Ses lèvres n’avaient pas bougé, mais sa voix sinistre retentit autour de moi.

J’imitai l’expression hautaine d’Aphrodite.

— Eh bien, moi, si. Je n’ai pas de temps à perdre avec vous.

« Une fois de plus, je vais devoir t’apprendre à respecter tes aînés. »

Elle ricana, et sa grande bouche charnue s’étira, s’étira… Puis, avec un bruit répugnant de régurgitation, son image éclata en une multitude d’araignées grouillantes.

J’allais lâcher un cri strident lorsque je perçus un battement d’ailes. Un Corbeau Moqueur se posa sur la fourche de l’arbre. Je m’attendais qu’il soit enseveli sous les horribles bestioles : non, elles miroitèrent et s’évaporèrent dans la nuit.

— Zzzzœy, siffla la créature. Tu ssssens l’été.

Apparemment, celui-ci venait du bas de l’échelle, et

il avait bien plus de mal à parler que Rephaim. Il ouvrit son bec crochu et sa langue en jaillit, comme pour goûter mon odeur.

Là, c’en était trop. D’abord Neferet, et maintenant cet oiseau minable ? Et puis quoi encore ! Je commence à en avoir ras-le-bol des monstruosités dans ton genre, de ton papa et de Neferet ! Non mais, vous vous prenez pour qui ?

— Père dit, « trouve Zzzzœy », je trouve Zzzzœy. Père dit, « ssssurveille Zœy », je ssssurveille Zœy.

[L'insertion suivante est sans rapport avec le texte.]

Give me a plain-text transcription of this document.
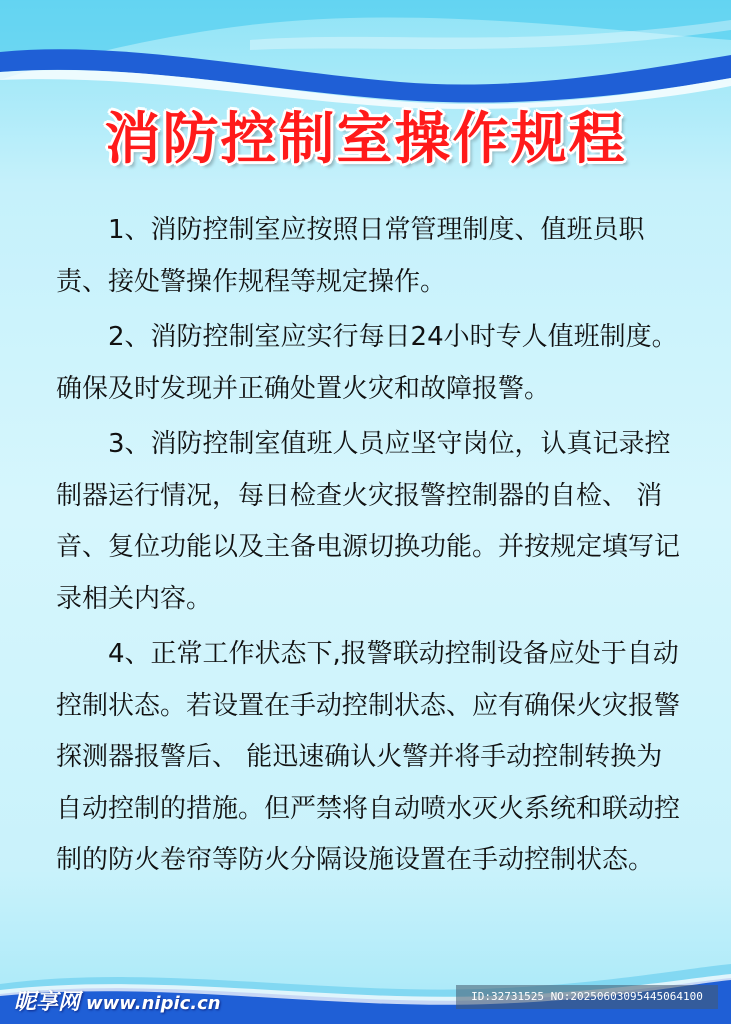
消防控制室操作规程

1、消防控制室应按照日常管理制度、值班员职责、接处警操作规程等规定操作。

2、消防控制室应实行每日24小时专人值班制度。确保及时发现并正确处置火灾和故障报警。

3、消防控制室值班人员应坚守岗位，认真记录控制器运行情况，每日检查火灾报警控制器的自检、 消音、复位功能以及主备电源切换功能。并按规定填写记录相关内容。

4、正常工作状态下,报警联动控制设备应处于自动控制状态。若设置在手动控制状态、应有确保火灾报警探测器报警后、 能迅速确认火警并将手动控制转换为自动控制的措施。但严禁将自动喷水灭火系统和联动控制的防火卷帘等防火分隔设施设置在手动控制状态。

昵享网 www.nipic.cn	ID:32731525 NO:20250603095445064100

— Non, non, non ! Si j’avais envie de me faire pister par un père de pacotille, j’appellerais le mari de ma mère. Je n’ai qu’une chose à te dire : lâche-moi la grappe, espèce d’attraction de foire !

Sur ce, je lançai le Feu sur lui. Il poussa un cri strident et s’envola, battant des ailes de manière désordonnée et laissant dans son sillage une odeur de plumes roussies.

— Tu sais, ce n’est pas très malin de se les mettre à dos ! dit une voix derrière moi. En temps normal, ils sont déjà pénibles ; quand tu les ébouriffes, il devient impossible de s’entendre avec eux.

Je me retournai d’un bloc : dans l’embrasure de la porte se tenait Stark.